The decision to allow it to come to a vote runs counter to American interests, and more importantly, it flies in the face of our values.

Since Israel’s founding in 1948, the United States has recognized the special bond we share with the people of the only true democracy in the Middle East.

Based on shared values and mutual interests, this special relationship has led the United States to veto countless resolutions aiming to undermine the state of Israel.

The fact that this vote comes just days after the Security Council sat silently through the siege and fall of Aleppo, Syria, only to condemn Israel in this biased manner underscores just how far the institution has fallen.

That’s why this abstention is so alarming and so cowardly. Back in 2011, the Obama administration vetoed a resolution focused on settlements. That resolution, though heavily biased against the Jewish state, was far less hostile than the one allowed to pass last month.

It has long been the United States’ official policy that peace can only be achieved through direct negotiations between the Israelis and the Palestinians. It cannot be imposed by outside bodies like the U.N.

That’s a matter of policy, but it’s also a matter of fact.

President Barack Obama’s personal animus against Israel Prime Minister Benjamin Netanyahu has irrevocably altered the course of Middle East peace for the worse.

Rather than taking a step toward peace, this resolution makes a negotiated settlement almost impossible to achieve, and it cannot be undone. This diplomatic sidestepping is counterproductive to achieving a real and lasting peace between Israel and the Palestinians.

Creating a Palestinian state through unilateral means — such as through the U.N. — would lead to a failed state.

The Palestinian Authority lacks political and economic institutions. It has no clear sovereignty over the territory it claims, and what little functioning government exists is deeply divided between Fatah and Hamas — a terrorist organization bent on Israel’s destruction.

Even more than that, failing to exercise the American veto in this instance severely damages American credibility on the international stage, demonstrating that we stand by our friends only when it is convenient.

As the Middle East has erupted in conflagration, the Obama administration has been consistent only in its unwillingness to play a productive role in ameliorating conflict or supporting our allies.

President Obama’s parting shot has done irreparable damage against America’s strongest ally at a time when Israel needed American support more than ever.

The United Nations was founded to unite the world under the banner of law and make armed conflict less likely.
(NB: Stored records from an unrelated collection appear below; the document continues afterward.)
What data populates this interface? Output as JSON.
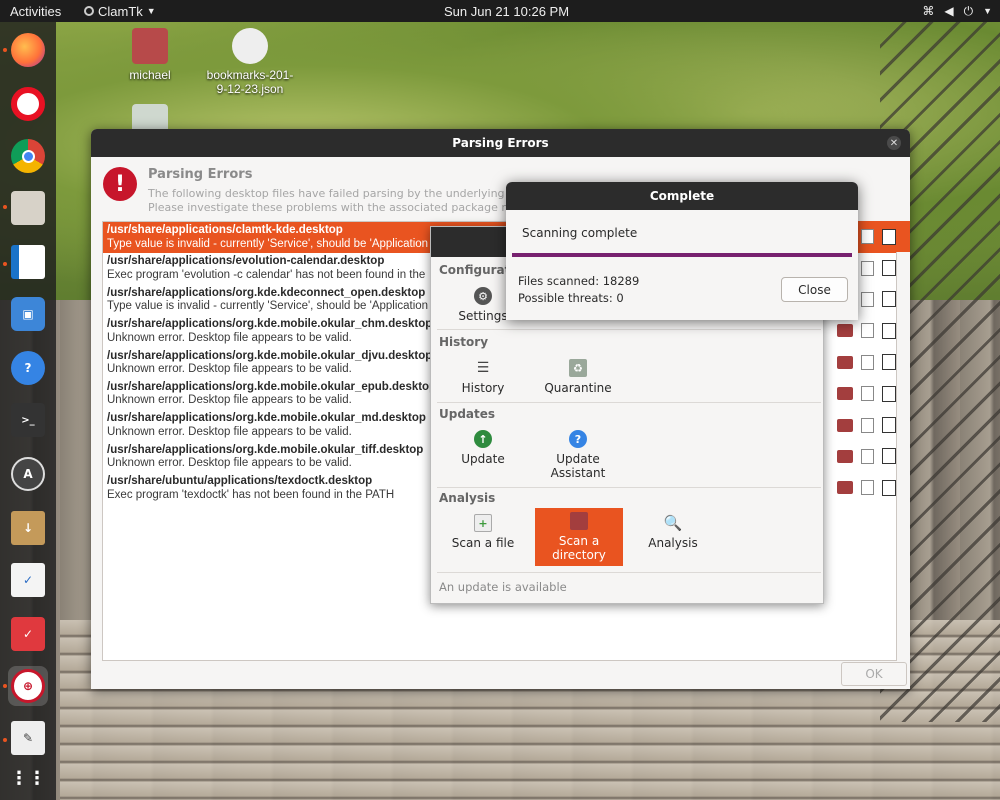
{
  "topbar": {
    "activities": "Activities",
    "app_name": "ClamTk",
    "clock": "Sun Jun 21  10:26 PM"
  },
  "desktop": {
    "icons": [
      {
        "label": "michael"
      },
      {
        "label": "bookmarks-201-9-12-23.json"
      }
    ]
  },
  "parsing_errors": {
    "window_title": "Parsing Errors",
    "heading": "Parsing Errors",
    "description_line1": "The following desktop files have failed parsing by the underlying libra",
    "description_line2": "Please investigate these problems with the associated package main",
    "rows": [
      {
        "path": "/usr/share/applications/clamtk-kde.desktop",
        "message": "Type value is invalid - currently 'Service', should be 'Application",
        "selected": true
      },
      {
        "path": "/usr/share/applications/evolution-calendar.desktop",
        "message": "Exec program 'evolution -c calendar' has not been found in the",
        "selected": false
      },
      {
        "path": "/usr/share/applications/org.kde.kdeconnect_open.desktop",
        "message": "Type value is invalid - currently 'Service', should be 'Application",
        "selected": false
      },
      {
        "path": "/usr/share/applications/org.kde.mobile.okular_chm.desktop",
        "message": "Unknown error. Desktop file appears to be valid.",
        "selected": false
      },
      {
        "path": "/usr/share/applications/org.kde.mobile.okular_djvu.desktop",
        "message": "Unknown error. Desktop file appears to be valid.",
        "selected": false
      },
      {
        "path": "/usr/share/applications/org.kde.mobile.okular_epub.desktop",
        "message": "Unknown error. Desktop file appears to be valid.",
        "selected": false
      },
      {
        "path": "/usr/share/applications/org.kde.mobile.okular_md.desktop",
        "message": "Unknown error. Desktop file appears to be valid.",
        "selected": false
      },
      {
        "path": "/usr/share/applications/org.kde.mobile.okular_tiff.desktop",
        "message": "Unknown error. Desktop file appears to be valid.",
        "selected": false
      },
      {
        "path": "/usr/share/ubuntu/applications/texdoctk.desktop",
        "message": "Exec program 'texdoctk' has not been found in the PATH",
        "selected": false
      }
    ],
    "ok_label": "OK"
  },
  "clamtk": {
    "sections": {
      "configuration": "Configuration",
      "history": "History",
      "updates": "Updates",
      "analysis": "Analysis"
    },
    "items": {
      "settings": "Settings",
      "history": "History",
      "quarantine": "Quarantine",
      "update": "Update",
      "update_assistant": "Update Assistant",
      "scan_file": "Scan a file",
      "scan_directory": "Scan a directory",
      "analysis": "Analysis"
    },
    "status": "An update is available"
  },
  "complete_dialog": {
    "title": "Complete",
    "message": "Scanning complete",
    "progress": 1.0,
    "files_scanned": "Files scanned: 18289",
    "possible_threats": "Possible threats: 0",
    "close_label": "Close"
  }
}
This resolution, by making a negotiated peace more difficult to achieve, increases the likelihood of such conflict.

The U.N., once a great institution, has squandered its credibility. It has demonstrated consistent systemic bias against just one of its members.

This latest example is particularly jarring, but just two months ago UNESCO passed a resolution denying any Judeo-Christian connection to the Temple Mount and the Western Wall in Jerusalem.
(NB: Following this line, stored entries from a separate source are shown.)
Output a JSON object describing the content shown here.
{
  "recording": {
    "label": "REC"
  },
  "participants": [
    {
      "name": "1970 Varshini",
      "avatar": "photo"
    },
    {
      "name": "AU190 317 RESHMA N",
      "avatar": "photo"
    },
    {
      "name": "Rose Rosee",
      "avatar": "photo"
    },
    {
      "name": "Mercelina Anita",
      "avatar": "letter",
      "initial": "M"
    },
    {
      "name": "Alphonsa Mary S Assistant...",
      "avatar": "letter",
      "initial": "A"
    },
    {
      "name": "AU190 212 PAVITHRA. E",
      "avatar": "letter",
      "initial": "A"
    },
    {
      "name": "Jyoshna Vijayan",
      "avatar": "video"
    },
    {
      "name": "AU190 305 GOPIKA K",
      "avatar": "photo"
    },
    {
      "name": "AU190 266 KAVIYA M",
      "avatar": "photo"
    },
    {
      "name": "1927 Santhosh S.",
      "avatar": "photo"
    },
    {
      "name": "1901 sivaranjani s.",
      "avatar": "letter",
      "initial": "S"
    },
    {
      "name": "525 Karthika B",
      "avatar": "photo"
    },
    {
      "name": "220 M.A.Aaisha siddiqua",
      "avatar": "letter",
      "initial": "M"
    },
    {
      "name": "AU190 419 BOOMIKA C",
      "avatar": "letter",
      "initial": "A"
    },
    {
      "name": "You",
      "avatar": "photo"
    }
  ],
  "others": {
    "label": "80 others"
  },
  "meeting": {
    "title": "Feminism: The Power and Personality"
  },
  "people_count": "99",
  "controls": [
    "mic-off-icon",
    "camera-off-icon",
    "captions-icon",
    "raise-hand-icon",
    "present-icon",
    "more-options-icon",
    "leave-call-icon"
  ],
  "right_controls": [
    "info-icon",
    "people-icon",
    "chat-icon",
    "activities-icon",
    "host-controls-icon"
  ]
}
These resolutions are nothing short of an embarrassment, and they make it clear that the institution no longer has any moral standing.

I served seven terms in Congress, where support for Israel was a cornerstone issue for members of both parties. Broad bipartisan majorities in Congress urged the administration to veto any one-sided resolution attacking Israel’s legitimacy.

Though this is a sad time in the history of the U.S.-Israel relationship, the special bond between our two nations must and will endure.

The United Nations has demonstrated time and again that it has devolved into nothing more than a venue for attacking Israel. Every time it moves to single out the only true democracy in the Middle East for special condemnation, the value the U.N. provides to the world erodes further.

Even worse, President Obama’s shameful decision to vote to abstain on this resolution has done irreparable harm to the cause of peace and has compromised America’s national security interests in the Middle East.

—Shelley Berkley

Shelley Berkley served seven terms in the U.S. House of Representatives as a Democrat from Nevada. She currently serves on the board of The Israel Project.